My best guess is that their presence is what’s emboldened the realty agency to sell.
Fuck, this is frustrating work. I’m not made to sit at a desk all day when I could be out on the streets getting shit done.
I try to bat those thoughts away, but they keep getting in the way like flies.
Cherry would be great at this kind of investigative stuff.
I take a drink of my beer as I try to dispel that thought. Not many people get in the way of me and my club anymore, but it wasn’t always like that. When we were first starting out, the skeezy business owners would discretely try to hire thugs to threaten us, find dirt to blackmail us with, even come start fights at The Glass. I’ve had to fight a man off in front of the very desk I’m sitting at in the bar’s office in the back. The desk still has a chip in it where the man’s knife hit.
The fact of the matter is that this is dangerous work we’re doing, especially with the FBI breathing down our necks now. I don’t want Cherry to get wrapped up in all that.
I rub my temple. Who am I kidding? I’m not getting anything done tonight. Why do I even care so much about Cherry, though? She’s basically an out-of-town stranger at this point, right? Yet she’s slipped right into the swing of things as if she’d never left. She’s a liability, isn’t she?
Well, actually, even acting alone with no resources, she’s been keeping up with our entire club every step of the way. She’s a natural. Even the way she handles herself on a motorcycle feels like she was meant to be there. She’s got every bit of the fire I do to dive right into things at the first whiff of foul play. She’s got even more of a stake in the murder investigation, and she’s handled herself like a professional more than once.
I feel a pang in my chest as I realize how much I’ve been thinking about her. What’s gotten into you, Leon?
I’ve got to shake myself out of it. But fuck, it’s been a hell of a ride on my own, trying to fight upstream against what seems like the whole institution lined up against me. The patch members and my officers, they’re truer brothers and sisters to me than any flesh-and-blood siblings ever could be. I couldn’t ask for a tighter group to ride with, and we’d all take a bullet for each other if it came to that.
To meet someone else, a ghost from brighter days, storming into town with all the tenacity and fire I had when I was just starting out, looking like a vixen with eyes and lips that could knock a man out, and a body so stunning I can still feel it when I think about her...

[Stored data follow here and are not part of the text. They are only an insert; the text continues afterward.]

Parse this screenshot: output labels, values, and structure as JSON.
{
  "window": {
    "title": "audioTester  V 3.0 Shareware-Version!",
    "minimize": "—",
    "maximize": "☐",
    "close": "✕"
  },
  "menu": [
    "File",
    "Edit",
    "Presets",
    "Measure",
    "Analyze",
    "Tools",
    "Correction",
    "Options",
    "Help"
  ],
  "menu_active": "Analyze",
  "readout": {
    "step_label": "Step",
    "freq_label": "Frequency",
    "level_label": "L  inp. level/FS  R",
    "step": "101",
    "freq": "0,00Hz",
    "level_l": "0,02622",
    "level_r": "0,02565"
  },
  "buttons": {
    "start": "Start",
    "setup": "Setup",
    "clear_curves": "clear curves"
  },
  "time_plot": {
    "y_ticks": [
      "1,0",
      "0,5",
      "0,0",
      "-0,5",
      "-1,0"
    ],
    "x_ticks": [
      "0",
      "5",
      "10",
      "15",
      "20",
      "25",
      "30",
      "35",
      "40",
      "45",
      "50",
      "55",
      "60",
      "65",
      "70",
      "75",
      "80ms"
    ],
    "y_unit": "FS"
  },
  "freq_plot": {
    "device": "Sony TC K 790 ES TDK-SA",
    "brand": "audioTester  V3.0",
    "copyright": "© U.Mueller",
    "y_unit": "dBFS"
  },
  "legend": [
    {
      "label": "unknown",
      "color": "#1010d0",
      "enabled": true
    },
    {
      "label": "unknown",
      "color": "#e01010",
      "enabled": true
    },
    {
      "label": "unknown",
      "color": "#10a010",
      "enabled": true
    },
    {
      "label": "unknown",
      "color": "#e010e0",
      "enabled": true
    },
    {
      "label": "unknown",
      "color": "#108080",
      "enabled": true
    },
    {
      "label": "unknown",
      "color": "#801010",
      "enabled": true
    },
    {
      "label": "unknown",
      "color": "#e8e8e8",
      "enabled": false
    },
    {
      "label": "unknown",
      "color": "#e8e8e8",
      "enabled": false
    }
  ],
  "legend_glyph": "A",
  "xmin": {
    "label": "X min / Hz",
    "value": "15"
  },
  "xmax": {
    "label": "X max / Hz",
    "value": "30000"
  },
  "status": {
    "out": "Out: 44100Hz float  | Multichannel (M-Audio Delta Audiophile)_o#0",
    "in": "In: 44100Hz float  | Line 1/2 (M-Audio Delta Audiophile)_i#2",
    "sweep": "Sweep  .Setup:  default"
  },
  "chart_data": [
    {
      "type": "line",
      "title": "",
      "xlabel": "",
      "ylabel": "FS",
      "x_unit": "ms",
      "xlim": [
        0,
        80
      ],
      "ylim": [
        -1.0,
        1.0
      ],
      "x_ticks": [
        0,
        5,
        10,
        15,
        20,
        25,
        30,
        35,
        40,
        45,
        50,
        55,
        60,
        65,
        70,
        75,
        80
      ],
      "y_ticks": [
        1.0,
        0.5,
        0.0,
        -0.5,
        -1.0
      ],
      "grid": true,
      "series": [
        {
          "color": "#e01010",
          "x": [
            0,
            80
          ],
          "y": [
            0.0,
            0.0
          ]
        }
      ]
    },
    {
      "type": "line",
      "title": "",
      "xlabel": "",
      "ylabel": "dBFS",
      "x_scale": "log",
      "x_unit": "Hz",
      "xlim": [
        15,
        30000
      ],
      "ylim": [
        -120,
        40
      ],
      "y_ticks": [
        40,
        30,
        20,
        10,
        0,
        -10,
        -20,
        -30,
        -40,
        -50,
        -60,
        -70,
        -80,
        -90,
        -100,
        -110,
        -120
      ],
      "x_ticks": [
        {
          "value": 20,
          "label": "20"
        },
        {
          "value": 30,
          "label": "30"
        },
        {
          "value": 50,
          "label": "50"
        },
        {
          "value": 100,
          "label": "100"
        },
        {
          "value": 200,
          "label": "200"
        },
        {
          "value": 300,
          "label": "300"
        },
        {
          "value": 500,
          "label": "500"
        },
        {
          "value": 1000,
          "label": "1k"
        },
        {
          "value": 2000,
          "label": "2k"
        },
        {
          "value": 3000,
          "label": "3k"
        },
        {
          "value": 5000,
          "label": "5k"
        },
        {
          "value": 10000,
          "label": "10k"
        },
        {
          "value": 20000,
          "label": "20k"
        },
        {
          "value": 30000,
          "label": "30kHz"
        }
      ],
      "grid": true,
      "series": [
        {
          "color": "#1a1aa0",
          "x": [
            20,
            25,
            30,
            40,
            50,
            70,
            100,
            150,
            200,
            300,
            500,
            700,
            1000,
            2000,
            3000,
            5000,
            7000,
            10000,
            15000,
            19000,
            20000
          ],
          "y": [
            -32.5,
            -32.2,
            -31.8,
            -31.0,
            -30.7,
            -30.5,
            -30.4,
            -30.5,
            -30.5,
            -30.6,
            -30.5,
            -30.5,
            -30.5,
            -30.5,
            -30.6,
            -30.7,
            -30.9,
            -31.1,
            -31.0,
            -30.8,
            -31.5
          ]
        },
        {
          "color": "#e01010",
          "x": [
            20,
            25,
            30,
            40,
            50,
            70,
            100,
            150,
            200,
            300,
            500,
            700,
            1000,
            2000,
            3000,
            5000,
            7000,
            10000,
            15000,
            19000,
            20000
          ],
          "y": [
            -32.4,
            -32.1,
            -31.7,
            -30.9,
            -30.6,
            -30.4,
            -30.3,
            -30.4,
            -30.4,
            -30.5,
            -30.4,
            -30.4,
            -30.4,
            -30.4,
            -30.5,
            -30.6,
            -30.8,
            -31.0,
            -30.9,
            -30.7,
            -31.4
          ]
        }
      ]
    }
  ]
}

“Hey, boss?” I hear Eva’s voice from behind the door with a light knock before she lets herself in. “Still tied up in all that paperwork?”
Snapping out of my thoughts, I grunt in response, setting my beer aside and leaning back. “Kill me. We ought to hire a suit to take care of this kind of work for us.”
“Might not need to,” she says with a smile. “we just got a tip from one of the maintenance workers at James & Son.”
“You’re shitting me,” I say, sitting up with a sudden smile. I can’t express how done I am with dealing with this paperwork, and I’m eager to get out on the streets again.
“Apparently he overheard a meeting with the bosses. It’s a definite lead, but you’re not gonna like it. They’re trying to sell to NexaCo.”
I feel fire burning in my chest, and my hand clenches. They aren’t fucking around. NexaCo is the big leagues.
It’s a superstore corporation that has branches all over the United States. There’s even been talk of them spilling into Canada, but there’s been a ton of pushback up there. Having a NexaCo in town spells death for any local businesses that don’t have hefty backing from somewhere else. They drive consumer prices into the ground, making competition basically impossible, to the point that NexaCo gets to dictate the prices they pay to their suppliers and shipping companies. They’re single handedly responsible for the fall in farmers’ wages over the past few years, and I don’t want to think about what they’ll do to the workers at the docks here in Bayonne.
Worse yet, the company employs one of the most highly trained divisions of union busters in the country. So much as a whisper of collective action, and corporate descends on a branch like the hammer of the gods.
Not in my town.
“That’s all I need,” I say, standing up and striding around the desk. Eva follows me out the door as I step out into the bar, where a couple of the members give me respectful nods, happy to see me emerge from that lair.
“Alright, everyone,” I shout, “listen up! James & Son are bringing NexaCo to town if we don’t do anything about it. So we’re gonna go have a chat with them.”